Tactics and Tools

What Counts as Evidence?

Author Amy K. Hall Published on 04/04/2013

You’ve probably heard at least one atheist say, “There’s no evidence for Christianity.” It may not be that they’ve never looked into the question and listened to our arguments. The problem may simply be that they’re illegitimately disqualifying circumstantial evidence from consideration. Jim explains in Cold-Case Christianity, from his experience as a detective, why this is a mistake:

It’s not a coincidence that I was a nonbeliever before I learned anything about the nature of evidence. In those days, as I was evaluating the claims of Christianity, I demanded a form of evidence (direct evidence) that simply isn’t available to anyone who is studying historical events. I failed to see that rejecting (or devaluing) circumstantial evidence would prevent me from understanding anything about history (when eyewitnesses of a particular event are unavailable for an interview). If I continued to reject (or devalue) circumstantial evidence, I would never have been able to successfully prosecute a single cold-case killer. All of us need to respect the power and nature of circumstantial evidence in determining truth so that we can be open to the role that circumstantial evidence plays in making the case for Christianity….

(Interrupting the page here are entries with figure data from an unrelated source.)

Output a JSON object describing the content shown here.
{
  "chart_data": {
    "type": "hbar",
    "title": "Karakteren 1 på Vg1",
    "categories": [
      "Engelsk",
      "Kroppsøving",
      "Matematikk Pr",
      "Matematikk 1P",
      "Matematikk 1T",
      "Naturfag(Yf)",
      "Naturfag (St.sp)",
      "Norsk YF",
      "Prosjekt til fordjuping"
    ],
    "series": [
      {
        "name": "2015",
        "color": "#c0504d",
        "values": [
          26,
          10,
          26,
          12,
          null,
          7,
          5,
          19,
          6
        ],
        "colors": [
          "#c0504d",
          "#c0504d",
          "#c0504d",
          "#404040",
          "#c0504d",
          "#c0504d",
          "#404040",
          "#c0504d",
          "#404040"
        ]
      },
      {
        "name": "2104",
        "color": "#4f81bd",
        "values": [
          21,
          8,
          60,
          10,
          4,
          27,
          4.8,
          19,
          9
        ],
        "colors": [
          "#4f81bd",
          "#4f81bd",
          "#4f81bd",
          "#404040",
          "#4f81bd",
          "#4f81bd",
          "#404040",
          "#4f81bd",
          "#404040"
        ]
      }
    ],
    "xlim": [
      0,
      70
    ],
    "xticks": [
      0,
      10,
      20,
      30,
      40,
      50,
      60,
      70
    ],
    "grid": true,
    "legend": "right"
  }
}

When discussing evidence with skeptics, we don’t need to concede that a particular fact related to the Christian worldview is not a piece of evidence simply because it is not a piece of direct evidence. Even though a particular fact may not have the individual power to prove our case in its entirety, it is no less valid as we assemble the evidence….

When defending our belief in the existence of God, the resurrection of Jesus, or the validity of the Christian worldview, we may need to take some time to explain the nature, role, and power of circumstantial evidence.

The instructions for jurors in California read, “Both direct and circumstantial evidence are acceptable types of evidence to prove or disprove the elements of a charge, including intent and mental state and acts necessary to a conviction, and neither is necessarily more reliable than the other. Neither is entitled to any greater weight than the other.” That might come as a surprise to our atheist friends!